Die Lebenserwartung steigt, die Zinsen verharren auf einem Rekordtief und der im Sommer von den Sozialpartnern eingereichte Vorschlag für eine Rentenreform hat einen schweren Stand. Das sind schlechte Vorzeichen für künftige Rentnergenerationen. Die Altersvorsorge ist mittlerweile die grösste Sorge von Schweizerinnen und Schweizern.

Wie skeptisch sind also die Menschen bezüglich ihrer Vorsorgesituation? Glauben Sie, den Lebensstandard aufrecht erhalten zu können und welche Rolle spielt die private Vorsorge in ihrer Planung? Diese und andere Fragen hat die AXA Schweiz in einer repräsentativen Online Umfrage 1016 Personen gestellt.

Trotz der bekannten Herausforderungen in der beruflichen Vorsorge antwortet nur ein Viertel der Befragten, dass sie überhaupt nicht oder eher nicht zuversichtlich sind, den gewohnten Lebensstandard aufrecht zu erhalten. Auch zeigen sich in der Befragung deutliche Unterschiede zwischen der Deutschschweiz und der Romandie. Während nur 19 Prozent der Befragten in der deutschsprachigen Schweiz davon ausgehen, den gewohnten Lebensstandard überhaupt nicht oder eher nicht aufrecht zu erhalten, sind es in der französischsprachigen Schweiz mit 47 Prozent wesentlich mehr.

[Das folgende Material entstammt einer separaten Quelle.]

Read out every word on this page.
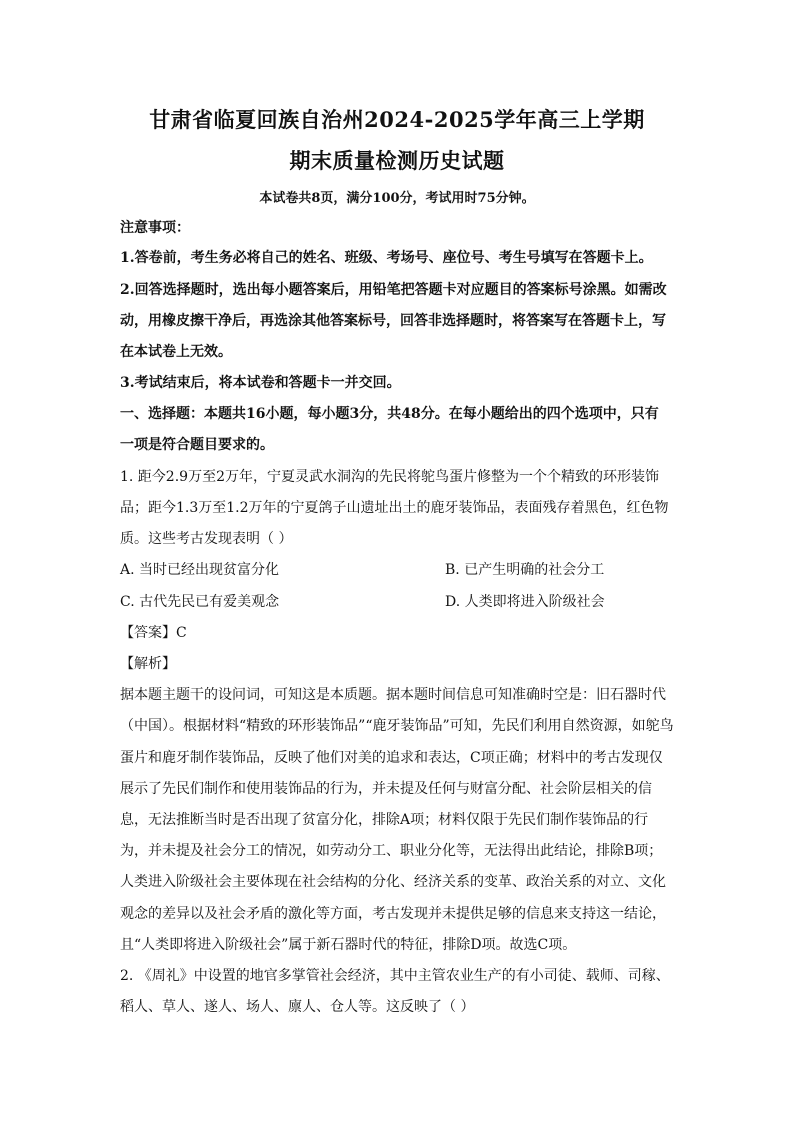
甘肃省临夏回族自治州2024-2025学年高三上学期
期末质量检测历史试题
本试卷共8页，满分100分，考试用时75分钟。
注意事项：
1.答卷前，考生务必将自己的姓名、班级、考场号、座位号、考生号填写在答题卡上。
2.回答选择题时，选出每小题答案后，用铅笔把答题卡对应题目的答案标号涂黑。如需改
动，用橡皮擦干净后，再选涂其他答案标号，回答非选择题时，将答案写在答题卡上，写
在本试卷上无效。
3.考试结束后，将本试卷和答题卡一并交回。
一、选择题：本题共16小题，每小题3分，共48分。在每小题给出的四个选项中，只有
一项是符合题目要求的。
1. 距今2.9万至2万年，宁夏灵武水洞沟的先民将鸵鸟蛋片修整为一个个精致的环形装饰
品；距今1.3万至1.2万年的宁夏鸽子山遗址出土的鹿牙装饰品，表面残存着黑色，红色物
质。这些考古发现表明（ ）
A. 当时已经出现贫富分化	B. 已产生明确的社会分工
C. 古代先民已有爱美观念	D. 人类即将进入阶级社会
【答案】C
【解析】
据本题主题干的设问词，可知这是本质题。据本题时间信息可知准确时空是：旧石器时代
（中国）。根据材料“精致的环形装饰品”“鹿牙装饰品”可知，先民们利用自然资源，如鸵鸟
蛋片和鹿牙制作装饰品，反映了他们对美的追求和表达，C项正确；材料中的考古发现仅
展示了先民们制作和使用装饰品的行为，并未提及任何与财富分配、社会阶层相关的信
息，无法推断当时是否出现了贫富分化，排除A项；材料仅限于先民们制作装饰品的行
为，并未提及社会分工的情况，如劳动分工、职业分化等，无法得出此结论，排除B项；
人类进入阶级社会主要体现在社会结构的分化、经济关系的变革、政治关系的对立、文化
观念的差异以及社会矛盾的激化等方面，考古发现并未提供足够的信息来支持这一结论，
且“人类即将进入阶级社会”属于新石器时代的特征，排除D项。故选C项。
2. 《周礼》中设置的地官多掌管社会经济，其中主管农业生产的有小司徒、载师、司稼、
稻人、草人、遂人、场人、廪人、仓人等。这反映了（ ）
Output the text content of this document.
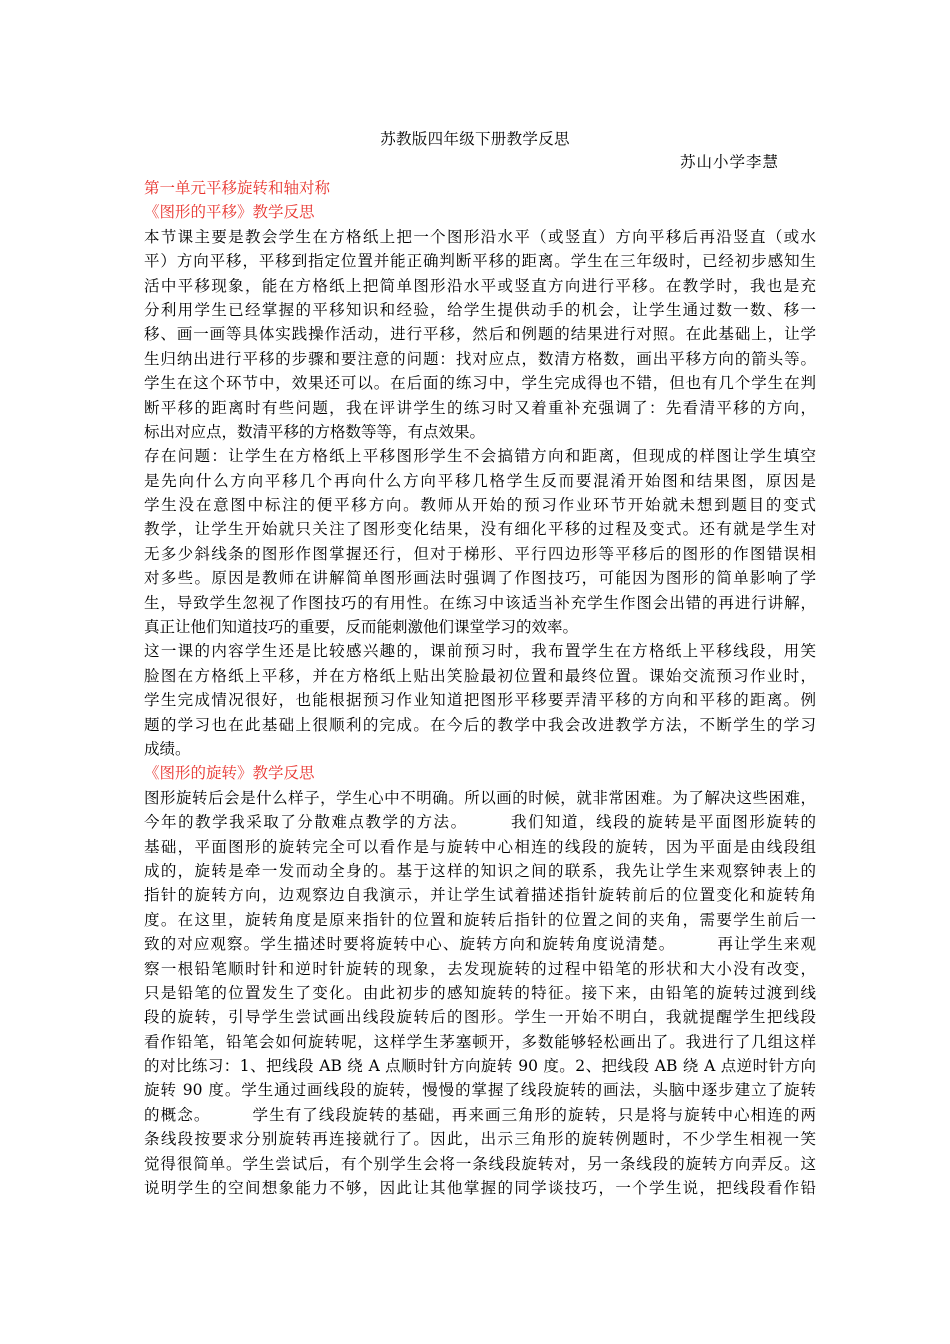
苏教版四年级下册教学反思
苏山小学李慧
第一单元平移旋转和轴对称
《图形的平移》教学反思
本节课主要是教会学生在方格纸上把一个图形沿水平（或竖直）方向平移后再沿竖直（或水
平）方向平移，平移到指定位置并能正确判断平移的距离。学生在三年级时，已经初步感知生
活中平移现象，能在方格纸上把简单图形沿水平或竖直方向进行平移。在教学时，我也是充
分利用学生已经掌握的平移知识和经验，给学生提供动手的机会，让学生通过数一数、移一
移、画一画等具体实践操作活动，进行平移，然后和例题的结果进行对照。在此基础上，让学
生归纳出进行平移的步骤和要注意的问题：找对应点，数清方格数，画出平移方向的箭头等。
学生在这个环节中，效果还可以。在后面的练习中，学生完成得也不错，但也有几个学生在判
断平移的距离时有些问题，我在评讲学生的练习时又着重补充强调了：先看清平移的方向，
标出对应点，数清平移的方格数等等，有点效果。
存在问题：让学生在方格纸上平移图形学生不会搞错方向和距离，但现成的样图让学生填空
是先向什么方向平移几个再向什么方向平移几格学生反而要混淆开始图和结果图，原因是
学生没在意图中标注的便平移方向。教师从开始的预习作业环节开始就未想到题目的变式
教学，让学生开始就只关注了图形变化结果，没有细化平移的过程及变式。还有就是学生对
无多少斜线条的图形作图掌握还行，但对于梯形、平行四边形等平移后的图形的作图错误相
对多些。原因是教师在讲解简单图形画法时强调了作图技巧，可能因为图形的简单影响了学
生，导致学生忽视了作图技巧的有用性。在练习中该适当补充学生作图会出错的再进行讲解，
真正让他们知道技巧的重要，反而能刺激他们课堂学习的效率。
这一课的内容学生还是比较感兴趣的，课前预习时，我布置学生在方格纸上平移线段，用笑
脸图在方格纸上平移，并在方格纸上贴出笑脸最初位置和最终位置。课始交流预习作业时，
学生完成情况很好，也能根据预习作业知道把图形平移要弄清平移的方向和平移的距离。例
题的学习也在此基础上很顺利的完成。在今后的教学中我会改进教学方法，不断学生的学习
成绩。
《图形的旋转》教学反思
图形旋转后会是什么样子，学生心中不明确。所以画的时候，就非常困难。为了解决这些困难，
今年的教学我采取了分散难点教学的方法。　　　我们知道，线段的旋转是平面图形旋转的
基础，平面图形的旋转完全可以看作是与旋转中心相连的线段的旋转，因为平面是由线段组
成的，旋转是牵一发而动全身的。基于这样的知识之间的联系，我先让学生来观察钟表上的
指针的旋转方向，边观察边自我演示，并让学生试着描述指针旋转前后的位置变化和旋转角
度。在这里，旋转角度是原来指针的位置和旋转后指针的位置之间的夹角，需要学生前后一
致的对应观察。学生描述时要将旋转中心、旋转方向和旋转角度说清楚。　　　再让学生来观
察一根铅笔顺时针和逆时针旋转的现象，去发现旋转的过程中铅笔的形状和大小没有改变，
只是铅笔的位置发生了变化。由此初步的感知旋转的特征。接下来，由铅笔的旋转过渡到线
段的旋转，引导学生尝试画出线段旋转后的图形。学生一开始不明白，我就提醒学生把线段
看作铅笔，铅笔会如何旋转呢，这样学生茅塞顿开，多数能够轻松画出了。我进行了几组这样
的对比练习：1、把线段 AB 绕 A 点顺时针方向旋转 90 度。2、把线段 AB 绕 A 点逆时针方向
旋转 90 度。学生通过画线段的旋转，慢慢的掌握了线段旋转的画法，头脑中逐步建立了旋转
的概念。　　　学生有了线段旋转的基础，再来画三角形的旋转，只是将与旋转中心相连的两
条线段按要求分别旋转再连接就行了。因此，出示三角形的旋转例题时，不少学生相视一笑
觉得很简单。学生尝试后，有个别学生会将一条线段旋转对，另一条线段的旋转方向弄反。这
说明学生的空间想象能力不够，因此让其他掌握的同学谈技巧，一个学生说，把线段看作铅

Bröckelndes Vertrauen in die 1. und 2. Säule

Die erste und zweite Säule sollen nach der Pension ein Renteneinkommen von rund 60% des letzten Einkommens garantieren und damit verfassungsgemäss den gewohnten Lebensstandard sichern. Doch mit der gestiegenen Lebenserwartung, dem vorherrschenden Tiefzinsumfeld und den politischen Rahmenbedingungen wird es zunehmend schwieriger, diesen Wert zu erreichen. Kristian Kanthak, Leiter Private Vorsorge AXA Schweiz: «Dieser Anteil schmilzt stetig. Wie die Umfrage zeigt, bleiben die Erwartungen an die Höhe der künftigen Rente gleichwohl hoch.» Gemäss der AXA-Umfrage gab mehr als ein Fünftel (21 Prozent) der Befragten an, dass sie mehr als 80 Prozent ihres letzten Einkommens aus der staatlichen- und beruflichen Vorsorge beanspruchen, um den gewohnten Lebensstandard aufrecht erhalten zu können. Das Gros der Antwortenden (37 Prozent) benötigt eine Rente zwischen 61 und 80 Prozent des letzten Lohnes.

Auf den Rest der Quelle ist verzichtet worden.